Dans une nouvelle qui ne surprendra absolument personne ayant récemment mis les pieds dans une épicerie, l'Organisation des Nations Unies pour l'alimentation et l'agriculture (FAO) a confirmé que les prix alimentaires ont augmenté en juillet. Plus précisément, un panier de produits de base coûte un pour cent de plus qu'il y a un an - une augmentation modeste, certes, mais qui parvient néanmoins à piquer.

Le sucre a mené la danse avec un bond de 5,6 pour cent, parce que bien sûr. La FAO blâme les « préoccupations concernant les impacts potentiels d'un temps chaud et sec persistant sur les rendements des cultures dans l'Union européenne et les conditions météorologiques liées à El Niño dans les principaux pays producteurs d'Asie ». En d'autres termes, la météo se montre encore difficile, et nous en payons tous le prix.

Les céréales ont également embrayé, augmentant de 3,4 pour cent par rapport à juin et s'établissant 6,9 pour cent au-dessus des niveaux de juillet 2025. Les prix du blé ont grimpé de 5,8 pour cent, grâce aux « perturbations continues » des exportations de la mer Noire dues à l'invasion en cours de l'Ukraine par la Russie, ainsi qu'aux canicules qui font de leur mieux pour ruiner les récoltes dans plusieurs pays. Le maïs a augmenté de 3,6 pour cent, alimenté par un temps chaud et sec dans certaines parties des États-Unis et par des « effets de retombée des marchés de l'énergie plus fermes dans un contexte de tensions géopolitiques accrues ». Parce que pourquoi ne pas en rajouter ?

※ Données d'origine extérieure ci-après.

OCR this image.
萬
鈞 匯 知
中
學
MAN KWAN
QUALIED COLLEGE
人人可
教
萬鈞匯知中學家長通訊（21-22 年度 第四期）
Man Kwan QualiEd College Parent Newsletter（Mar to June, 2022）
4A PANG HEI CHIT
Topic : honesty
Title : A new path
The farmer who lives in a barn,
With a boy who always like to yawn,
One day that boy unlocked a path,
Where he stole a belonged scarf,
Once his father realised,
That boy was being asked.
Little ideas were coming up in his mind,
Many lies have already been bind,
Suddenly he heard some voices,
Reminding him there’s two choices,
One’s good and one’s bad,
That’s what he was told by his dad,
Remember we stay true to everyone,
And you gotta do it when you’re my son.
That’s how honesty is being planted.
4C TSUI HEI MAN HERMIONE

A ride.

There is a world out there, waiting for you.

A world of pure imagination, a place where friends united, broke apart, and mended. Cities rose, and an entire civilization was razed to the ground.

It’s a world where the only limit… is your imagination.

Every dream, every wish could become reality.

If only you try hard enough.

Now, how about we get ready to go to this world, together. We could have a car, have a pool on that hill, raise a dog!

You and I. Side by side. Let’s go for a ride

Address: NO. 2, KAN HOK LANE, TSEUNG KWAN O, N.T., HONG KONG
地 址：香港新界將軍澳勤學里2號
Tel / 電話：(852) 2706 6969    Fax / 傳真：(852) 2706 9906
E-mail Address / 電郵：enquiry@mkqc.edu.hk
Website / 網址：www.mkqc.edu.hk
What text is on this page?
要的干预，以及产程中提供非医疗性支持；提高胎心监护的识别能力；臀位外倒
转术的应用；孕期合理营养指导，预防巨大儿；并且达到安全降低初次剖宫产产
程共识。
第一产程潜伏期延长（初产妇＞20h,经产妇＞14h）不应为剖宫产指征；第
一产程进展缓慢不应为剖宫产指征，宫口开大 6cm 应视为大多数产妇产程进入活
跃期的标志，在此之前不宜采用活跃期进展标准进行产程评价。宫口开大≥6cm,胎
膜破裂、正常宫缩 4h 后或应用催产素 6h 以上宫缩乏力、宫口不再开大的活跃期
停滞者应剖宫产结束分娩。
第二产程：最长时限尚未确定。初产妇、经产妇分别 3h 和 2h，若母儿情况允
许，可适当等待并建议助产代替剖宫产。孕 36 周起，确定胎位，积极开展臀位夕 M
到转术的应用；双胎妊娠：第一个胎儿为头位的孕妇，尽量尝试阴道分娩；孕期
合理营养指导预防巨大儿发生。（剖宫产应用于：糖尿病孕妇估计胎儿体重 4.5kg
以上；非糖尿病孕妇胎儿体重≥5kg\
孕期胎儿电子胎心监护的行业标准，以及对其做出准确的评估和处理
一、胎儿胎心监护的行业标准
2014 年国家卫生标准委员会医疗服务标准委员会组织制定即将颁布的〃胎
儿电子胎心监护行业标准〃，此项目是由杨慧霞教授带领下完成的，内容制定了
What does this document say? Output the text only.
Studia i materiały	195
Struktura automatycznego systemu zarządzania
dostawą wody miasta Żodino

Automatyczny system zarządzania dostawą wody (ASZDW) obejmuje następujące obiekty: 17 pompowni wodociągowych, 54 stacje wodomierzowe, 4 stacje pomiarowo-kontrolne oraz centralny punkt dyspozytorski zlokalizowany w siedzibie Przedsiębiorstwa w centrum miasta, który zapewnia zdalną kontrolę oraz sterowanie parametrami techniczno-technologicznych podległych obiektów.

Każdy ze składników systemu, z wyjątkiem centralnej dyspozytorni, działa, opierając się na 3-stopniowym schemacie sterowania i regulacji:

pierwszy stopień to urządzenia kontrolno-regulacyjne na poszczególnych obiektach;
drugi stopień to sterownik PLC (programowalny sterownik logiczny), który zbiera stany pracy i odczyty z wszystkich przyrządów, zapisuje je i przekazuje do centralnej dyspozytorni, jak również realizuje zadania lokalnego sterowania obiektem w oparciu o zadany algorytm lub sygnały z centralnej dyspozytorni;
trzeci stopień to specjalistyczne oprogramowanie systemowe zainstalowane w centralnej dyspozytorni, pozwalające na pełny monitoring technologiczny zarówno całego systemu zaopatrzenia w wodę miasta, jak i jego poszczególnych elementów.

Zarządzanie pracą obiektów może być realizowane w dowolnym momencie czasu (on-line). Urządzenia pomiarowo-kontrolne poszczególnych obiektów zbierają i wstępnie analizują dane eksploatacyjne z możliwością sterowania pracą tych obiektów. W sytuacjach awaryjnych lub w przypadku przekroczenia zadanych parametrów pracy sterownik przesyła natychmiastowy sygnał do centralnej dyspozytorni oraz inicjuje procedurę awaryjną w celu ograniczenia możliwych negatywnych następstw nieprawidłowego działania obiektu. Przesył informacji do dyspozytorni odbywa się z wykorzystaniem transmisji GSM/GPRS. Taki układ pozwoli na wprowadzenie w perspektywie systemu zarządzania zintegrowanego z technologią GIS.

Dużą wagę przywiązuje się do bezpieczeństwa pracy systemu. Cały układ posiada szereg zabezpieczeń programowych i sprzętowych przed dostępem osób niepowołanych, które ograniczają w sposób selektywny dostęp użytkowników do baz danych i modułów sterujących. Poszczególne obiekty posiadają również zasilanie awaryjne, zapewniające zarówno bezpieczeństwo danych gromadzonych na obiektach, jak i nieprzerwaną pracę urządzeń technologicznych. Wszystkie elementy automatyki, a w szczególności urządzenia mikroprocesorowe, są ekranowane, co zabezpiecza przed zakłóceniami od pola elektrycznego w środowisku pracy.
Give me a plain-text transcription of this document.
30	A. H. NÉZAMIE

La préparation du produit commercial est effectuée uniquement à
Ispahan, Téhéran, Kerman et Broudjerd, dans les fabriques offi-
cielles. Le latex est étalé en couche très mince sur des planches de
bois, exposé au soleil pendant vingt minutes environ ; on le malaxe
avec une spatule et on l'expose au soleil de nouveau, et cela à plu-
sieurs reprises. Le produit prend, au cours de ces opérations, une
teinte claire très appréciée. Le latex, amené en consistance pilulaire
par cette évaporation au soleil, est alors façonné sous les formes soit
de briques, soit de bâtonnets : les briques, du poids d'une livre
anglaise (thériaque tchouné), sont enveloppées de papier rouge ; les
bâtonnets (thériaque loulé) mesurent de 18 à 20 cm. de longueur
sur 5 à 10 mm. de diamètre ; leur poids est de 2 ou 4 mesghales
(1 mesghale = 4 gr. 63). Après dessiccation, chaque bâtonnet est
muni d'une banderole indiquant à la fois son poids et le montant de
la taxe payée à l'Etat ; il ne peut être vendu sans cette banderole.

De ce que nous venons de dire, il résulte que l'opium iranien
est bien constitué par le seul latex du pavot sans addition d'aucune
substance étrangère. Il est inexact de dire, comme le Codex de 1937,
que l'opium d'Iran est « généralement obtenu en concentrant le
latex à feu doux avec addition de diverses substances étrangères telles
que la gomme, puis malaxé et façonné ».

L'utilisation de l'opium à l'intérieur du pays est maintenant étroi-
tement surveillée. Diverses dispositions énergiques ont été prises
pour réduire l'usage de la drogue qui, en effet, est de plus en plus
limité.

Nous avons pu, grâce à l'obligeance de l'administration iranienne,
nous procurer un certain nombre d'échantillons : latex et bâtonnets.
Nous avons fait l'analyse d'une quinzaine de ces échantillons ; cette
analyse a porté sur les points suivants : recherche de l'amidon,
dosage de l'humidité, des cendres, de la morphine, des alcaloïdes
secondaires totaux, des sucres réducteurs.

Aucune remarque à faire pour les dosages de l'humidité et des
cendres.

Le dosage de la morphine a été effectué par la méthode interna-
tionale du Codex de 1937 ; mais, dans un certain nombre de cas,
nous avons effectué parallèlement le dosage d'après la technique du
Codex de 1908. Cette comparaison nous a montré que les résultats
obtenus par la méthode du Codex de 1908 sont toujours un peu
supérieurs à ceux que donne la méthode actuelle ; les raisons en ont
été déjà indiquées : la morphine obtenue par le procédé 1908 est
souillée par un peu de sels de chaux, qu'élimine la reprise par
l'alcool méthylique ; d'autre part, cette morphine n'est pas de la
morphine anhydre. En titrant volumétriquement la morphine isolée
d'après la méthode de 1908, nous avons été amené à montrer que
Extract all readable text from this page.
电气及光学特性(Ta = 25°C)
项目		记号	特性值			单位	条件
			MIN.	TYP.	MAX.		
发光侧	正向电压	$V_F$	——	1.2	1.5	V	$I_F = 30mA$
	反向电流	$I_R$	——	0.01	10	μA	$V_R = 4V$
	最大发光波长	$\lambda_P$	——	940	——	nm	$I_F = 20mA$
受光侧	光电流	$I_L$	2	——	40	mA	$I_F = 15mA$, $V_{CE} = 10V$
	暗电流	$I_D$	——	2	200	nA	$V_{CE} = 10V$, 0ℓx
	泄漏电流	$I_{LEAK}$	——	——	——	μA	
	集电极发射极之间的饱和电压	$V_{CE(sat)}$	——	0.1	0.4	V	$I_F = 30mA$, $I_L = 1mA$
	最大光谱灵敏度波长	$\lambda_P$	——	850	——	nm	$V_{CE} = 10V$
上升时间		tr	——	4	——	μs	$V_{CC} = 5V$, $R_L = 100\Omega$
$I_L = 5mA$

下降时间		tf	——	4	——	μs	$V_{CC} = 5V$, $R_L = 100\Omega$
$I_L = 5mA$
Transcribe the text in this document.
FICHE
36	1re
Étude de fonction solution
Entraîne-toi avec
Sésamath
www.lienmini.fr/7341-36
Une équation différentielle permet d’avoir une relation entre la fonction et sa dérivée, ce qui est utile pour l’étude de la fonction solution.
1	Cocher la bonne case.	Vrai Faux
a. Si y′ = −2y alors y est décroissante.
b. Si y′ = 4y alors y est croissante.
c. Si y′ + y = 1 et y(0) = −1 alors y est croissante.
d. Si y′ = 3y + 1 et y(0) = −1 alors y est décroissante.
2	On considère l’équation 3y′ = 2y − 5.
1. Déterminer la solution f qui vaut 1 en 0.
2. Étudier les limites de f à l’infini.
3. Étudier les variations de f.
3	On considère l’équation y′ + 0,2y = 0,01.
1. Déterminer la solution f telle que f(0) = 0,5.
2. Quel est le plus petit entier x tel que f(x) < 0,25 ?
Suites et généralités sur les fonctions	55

L'indice des prix des huiles végétales a atteint son niveau le plus élevé depuis juin 2022, en hausse de deux pour cent, porté par la demande du secteur du biodiesel en Indonésie et la hausse des prix du pétrole brut. L'huile de soja est devenue plus chère en raison d'une demande robuste de matières premières aux États-Unis, tandis que les huiles de tournesol et de colza ont en fait baissé - une petite miséricorde dans un monde de prix en hausse.

Pendant ce temps, dans des nouvelles connexes, le Malawi connaît une « amélioration notable » des niveaux de faim par rapport aux deux dernières années, grâce à une bonne récolte lors de la saison agricole 2025/26 après les graves impacts d'El Niño en 2024/25. Mais ne sortez pas encore les chapeaux de fête : environ 1,9 million de personnes sont toujours en situation d'insécurité alimentaire aiguë de niveau « crise » (Phase 3 de l'IPC sur 5), et les choses devraient empirer pendant la saison de soudure d'octobre 2026 à mars 2027, poussant 2,6 millions de personnes en crise ou pire. Les experts de l'IPC avertissent que « les prix alimentaires élevés, l'inflation et une production de produits de base inférieure à la moyenne sont à l'origine de l'insécurité alimentaire aiguë » et prévoient un fort El Niño pour la saison des pluies 2026/27 - parce que l'univers en a clairement après nous.